# Hades Costume Help



## turtle2778 (Jul 9, 2006)

My son had to choose a Greek God for his school project. He chose Hades. He wants to be dressed up and use some props. HELP!!! I know he has a staff, but Im having trouble thinking of a good way to make the helmet. I would love to have something really unique and fun for the both of us to make together. He is extremely excited. Maybe something with LED eyes for the staff. Also any other prop ideas or things you know that I may be able to turn into a great prop for him for his presentation would REALLY help. THANKS


----------



## Adam I (Jun 16, 2007)

Spider web with flashing leds
Don't forget pictures.


----------



## RoxyBlue (Oct 6, 2008)

If you're up for making a three headed dog, nothing says underworld like Cerberus.


----------



## fontgeek (Jul 24, 2006)

For a costume, a toga, if your son will wear it, sandals, an ornate crown, a full beard and mustache, a two pronged staff. and an empty leash and color with a dog tag that say "Cerberus", with the address being "the underworld", make up a phone number, maybe something referring to ancient times. One of those invisible dog leashes might be fun for this, beyond that, and empty leash with your son "looking for his dog".
Now where could that little rascal have gone?
You might look at a chain for a belt, and soe fancy old skeleton keys to unlock the various sections of the underworld.


----------



## turtle2778 (Jul 9, 2006)

oooh I love those ideas and I'll definitely ask him about doing the invisible Cerberus. I had thought to do it with a reindeer, but I just wont have the time and I really want it to be something he does most of the work on. THANKS GUYS!!


----------



## JustJimAZ (Aug 19, 2010)

Helmet help HERE:
BTW - I like to start with a foam dollar store "hard hat" as the base for the helmet, to glue other foam to and to paint. I did not make a tutorial though.

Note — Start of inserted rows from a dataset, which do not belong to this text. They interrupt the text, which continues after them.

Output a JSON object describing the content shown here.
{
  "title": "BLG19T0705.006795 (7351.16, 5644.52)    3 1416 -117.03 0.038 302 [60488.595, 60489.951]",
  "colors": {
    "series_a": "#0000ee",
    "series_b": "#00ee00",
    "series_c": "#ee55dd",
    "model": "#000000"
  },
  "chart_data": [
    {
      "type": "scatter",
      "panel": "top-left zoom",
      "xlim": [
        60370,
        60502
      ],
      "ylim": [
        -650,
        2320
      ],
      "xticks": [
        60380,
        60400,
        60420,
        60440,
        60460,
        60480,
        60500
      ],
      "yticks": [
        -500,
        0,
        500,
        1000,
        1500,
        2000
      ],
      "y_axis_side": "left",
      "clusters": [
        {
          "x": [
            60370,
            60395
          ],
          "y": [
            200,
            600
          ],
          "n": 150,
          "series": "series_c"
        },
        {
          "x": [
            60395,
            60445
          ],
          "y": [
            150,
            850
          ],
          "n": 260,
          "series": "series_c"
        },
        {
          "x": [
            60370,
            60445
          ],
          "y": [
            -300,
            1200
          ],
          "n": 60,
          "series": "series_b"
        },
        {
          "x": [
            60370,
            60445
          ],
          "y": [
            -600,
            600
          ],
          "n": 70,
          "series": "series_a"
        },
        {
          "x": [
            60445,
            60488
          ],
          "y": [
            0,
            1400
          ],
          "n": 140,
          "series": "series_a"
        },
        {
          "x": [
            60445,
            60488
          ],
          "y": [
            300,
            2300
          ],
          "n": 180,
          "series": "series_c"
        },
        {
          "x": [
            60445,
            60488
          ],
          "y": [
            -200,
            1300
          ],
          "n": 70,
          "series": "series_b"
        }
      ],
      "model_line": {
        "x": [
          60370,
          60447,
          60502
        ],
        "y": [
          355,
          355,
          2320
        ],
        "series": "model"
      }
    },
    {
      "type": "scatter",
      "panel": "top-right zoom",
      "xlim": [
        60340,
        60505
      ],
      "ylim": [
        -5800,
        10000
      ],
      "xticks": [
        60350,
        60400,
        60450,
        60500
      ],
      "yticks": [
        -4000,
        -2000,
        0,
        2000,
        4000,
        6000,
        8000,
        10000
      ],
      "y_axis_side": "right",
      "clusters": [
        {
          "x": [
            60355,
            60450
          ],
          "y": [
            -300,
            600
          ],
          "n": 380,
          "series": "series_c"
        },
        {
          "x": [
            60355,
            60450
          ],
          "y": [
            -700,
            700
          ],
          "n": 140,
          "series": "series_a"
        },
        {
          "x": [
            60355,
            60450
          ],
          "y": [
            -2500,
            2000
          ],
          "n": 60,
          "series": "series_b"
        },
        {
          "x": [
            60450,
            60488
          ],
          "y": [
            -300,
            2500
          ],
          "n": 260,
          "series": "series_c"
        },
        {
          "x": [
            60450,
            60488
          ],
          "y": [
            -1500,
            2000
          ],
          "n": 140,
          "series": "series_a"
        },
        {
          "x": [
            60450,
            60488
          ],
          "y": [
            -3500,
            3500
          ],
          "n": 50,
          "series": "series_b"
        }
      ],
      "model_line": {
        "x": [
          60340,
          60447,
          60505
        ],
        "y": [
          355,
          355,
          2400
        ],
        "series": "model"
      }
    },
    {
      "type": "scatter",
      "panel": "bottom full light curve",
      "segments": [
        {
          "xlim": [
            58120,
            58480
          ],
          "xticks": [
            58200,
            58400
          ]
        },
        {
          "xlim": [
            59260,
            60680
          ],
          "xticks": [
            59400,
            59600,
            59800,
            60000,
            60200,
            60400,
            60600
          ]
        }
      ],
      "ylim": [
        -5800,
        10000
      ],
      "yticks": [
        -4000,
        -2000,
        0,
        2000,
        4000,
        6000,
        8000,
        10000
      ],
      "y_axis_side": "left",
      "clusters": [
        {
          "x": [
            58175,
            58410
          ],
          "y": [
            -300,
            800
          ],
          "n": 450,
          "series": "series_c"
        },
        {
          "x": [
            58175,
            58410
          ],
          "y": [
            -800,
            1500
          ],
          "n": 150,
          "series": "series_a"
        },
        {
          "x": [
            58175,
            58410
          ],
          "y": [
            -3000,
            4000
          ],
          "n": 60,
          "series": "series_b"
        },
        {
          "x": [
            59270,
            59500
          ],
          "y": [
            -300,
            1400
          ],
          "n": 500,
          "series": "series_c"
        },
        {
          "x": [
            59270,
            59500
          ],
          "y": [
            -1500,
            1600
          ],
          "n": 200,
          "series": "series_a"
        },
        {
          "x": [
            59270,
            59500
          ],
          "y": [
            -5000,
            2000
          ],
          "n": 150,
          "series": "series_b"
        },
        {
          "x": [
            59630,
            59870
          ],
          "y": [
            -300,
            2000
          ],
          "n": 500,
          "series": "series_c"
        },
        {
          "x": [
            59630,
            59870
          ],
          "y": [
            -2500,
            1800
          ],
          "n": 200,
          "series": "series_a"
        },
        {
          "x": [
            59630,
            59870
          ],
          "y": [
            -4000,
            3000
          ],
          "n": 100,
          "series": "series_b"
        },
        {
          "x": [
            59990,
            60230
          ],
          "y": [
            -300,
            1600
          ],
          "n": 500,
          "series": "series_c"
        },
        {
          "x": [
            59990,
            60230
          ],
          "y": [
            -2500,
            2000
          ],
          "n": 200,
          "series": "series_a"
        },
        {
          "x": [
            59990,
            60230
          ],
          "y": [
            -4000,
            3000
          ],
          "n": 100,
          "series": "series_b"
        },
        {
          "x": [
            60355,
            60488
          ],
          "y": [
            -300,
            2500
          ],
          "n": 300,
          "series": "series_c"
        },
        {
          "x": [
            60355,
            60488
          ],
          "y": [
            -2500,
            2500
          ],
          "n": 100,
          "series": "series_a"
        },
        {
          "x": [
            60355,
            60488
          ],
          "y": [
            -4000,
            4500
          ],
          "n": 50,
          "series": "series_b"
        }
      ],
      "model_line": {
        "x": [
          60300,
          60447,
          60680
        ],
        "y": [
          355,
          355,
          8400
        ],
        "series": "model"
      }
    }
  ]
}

I think you can buy skulls with LEDs inside that could be mounted on a staff, too.


----------



## fontgeek (Jul 24, 2006)

Just remember he was the god of the Underworld, so his helmet or crown needs to reflect that, he was on the same level with his brothers Zeus and Poseidon. He chose the underworld as his realm/kingdom. Remember that the Underworld wasn't just hell, but included what we would now call heaven, and the Elysian Fields, the resting place of heroes and warriors. There are plenty of artists renditions of Hades in sculpture and paintings to use as guidelines, but part of this formula has to include what your son will wear and what he can create. Take some photos of the finished product though, I think we would all like to see what you come up with.


----------



## Johnmonster (Sep 4, 2009)

To go with the invisible or missing Cerebus, you could put three collars on the leash. And, you could make up a few flyers with a picture of a three headed dog on it, but drawn to look more like an archaic etching. The poster could say "Lost Dog" or "Have you seen my Dog?" in Greek Latin. He could casually post them around the school.

If he has a lady friend his age who was willing to join in (and has the same school assignment), she could wear a costume and be Persephone. I'd stain the fingertips of her right hand with pomegranate juice, but I'm just weird about tiny details where mythology is concerned.

As a crown, a laurel made with black feathers would look good.

A death's head staff would be super cool, but you could also make a short gladius sword for him to carry. Provided the school does not freak out over any kind of weapon, foam or otherwise.


----------



## debbie5 (Mar 2, 2007)

Helmet base can be a gallon milk jug, too.


----------



## fontgeek (Jul 24, 2006)

Text for your flier or poster for Cerberus/Fluffy, You may be able to do a screen capture of the three headed dog from the first of the Harry Potter movies.
"Have you seen my puppy?
(Photo or image of your dog)
Eats anything, fond of children."


----------